A leap week calendar can take advantage of the 400-year cycle of the Gregorian calendar, as it has exactly 20,871 weeks: with 329 common years of 52 weeks plus 71 leap years of 53 weeks, a leap week calendar would synchronize with the Gregorian every 400 years since (329 × 52 + 71 × 53 = 20,871).
- The calendar starts on the same day of the week every year; there are no fragments of weeks at the beginning or end of the year.
- Unlike the Gregorian Calendar, variations of years are limited to the possible addition of a leap week.
- Unlike certain proposed calendar reforms such as the World Calendar and International Fixed Calendar, there are no exceptions to the 7 day cycle of the week. This avoids opposition from religious groups who object to the interruption of the weekday sequence.
- Although the calendar starts on the same day of the week every year, not all countries observe the same day as the start of their week. This will therefore present an issue if a leap week calendar is intended for use in multiple countries.
- A year with an intercalary/leap week is 7 days longer than a year without an intercalary week. Consequently, the equinoxes and solstices must vary over 7 days, i.e. ±3 of the average date, or even more, such as 19 days in the Pax Calendar.
- While persons born during the added intercalary week lose their real birthday in common years, similarly to those born on 29 February in the Gregorian calendar, approximately 1 in 294 days would belong to an intercalary week, compared to the approximately 1 in 1506 days that occur on 29 February.
- Leap year rules are more complicated than the Gregorian, since leap years are not at fixed intervals, meaning there is no simple approximation (i.e. one in four years): see Pax Calendar and Hanke–Henry Permanent Calendar § Disadvantages and Symmetry454 § Leap rule.
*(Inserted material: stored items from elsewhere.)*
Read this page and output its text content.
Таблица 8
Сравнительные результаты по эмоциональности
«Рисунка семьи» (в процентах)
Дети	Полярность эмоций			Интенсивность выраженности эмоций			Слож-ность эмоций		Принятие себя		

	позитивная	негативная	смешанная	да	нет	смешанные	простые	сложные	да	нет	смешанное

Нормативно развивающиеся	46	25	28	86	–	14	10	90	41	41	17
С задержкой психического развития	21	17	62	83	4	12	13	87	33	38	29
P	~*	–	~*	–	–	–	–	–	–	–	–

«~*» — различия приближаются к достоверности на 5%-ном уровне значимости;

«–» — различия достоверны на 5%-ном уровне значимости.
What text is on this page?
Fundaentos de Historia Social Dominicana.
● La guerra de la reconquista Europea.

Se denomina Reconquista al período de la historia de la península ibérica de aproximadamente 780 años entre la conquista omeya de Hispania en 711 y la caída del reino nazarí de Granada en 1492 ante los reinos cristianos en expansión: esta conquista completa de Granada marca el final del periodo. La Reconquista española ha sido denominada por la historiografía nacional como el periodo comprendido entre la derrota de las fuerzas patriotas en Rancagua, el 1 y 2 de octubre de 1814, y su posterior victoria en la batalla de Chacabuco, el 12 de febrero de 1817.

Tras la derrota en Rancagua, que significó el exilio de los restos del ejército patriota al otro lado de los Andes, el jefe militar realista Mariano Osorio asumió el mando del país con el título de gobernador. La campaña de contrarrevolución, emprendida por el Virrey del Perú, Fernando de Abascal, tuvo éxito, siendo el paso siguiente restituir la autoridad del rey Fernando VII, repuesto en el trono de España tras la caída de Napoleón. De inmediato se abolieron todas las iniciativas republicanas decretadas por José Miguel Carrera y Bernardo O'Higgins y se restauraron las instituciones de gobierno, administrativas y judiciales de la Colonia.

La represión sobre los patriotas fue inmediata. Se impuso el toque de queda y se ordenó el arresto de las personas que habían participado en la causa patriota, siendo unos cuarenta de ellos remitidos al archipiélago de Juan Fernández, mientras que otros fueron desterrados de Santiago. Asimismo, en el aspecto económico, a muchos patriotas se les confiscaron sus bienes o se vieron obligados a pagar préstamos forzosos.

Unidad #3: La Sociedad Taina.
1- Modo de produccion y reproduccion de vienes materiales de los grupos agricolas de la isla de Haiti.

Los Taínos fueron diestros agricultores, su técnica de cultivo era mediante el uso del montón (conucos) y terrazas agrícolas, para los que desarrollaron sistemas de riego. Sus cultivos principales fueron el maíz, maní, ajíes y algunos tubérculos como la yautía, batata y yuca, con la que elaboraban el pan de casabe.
The best comparable rule to Gregorian "every fourth year, except when divisible by 100, unless also divisible by 400" probably is "every fifth year, except when divisible by 40, unless also divisible by 400", at the expense of even more severe astronomic jitter than rules with equal spread.
- Quarterly accounting statistics will not be consistent over multiple years due to the yearly quarter containing the intercalary week having 14 weeks instead of the usual 13. This issue could arguably be minimised by placing the intercalary week at the end of the year.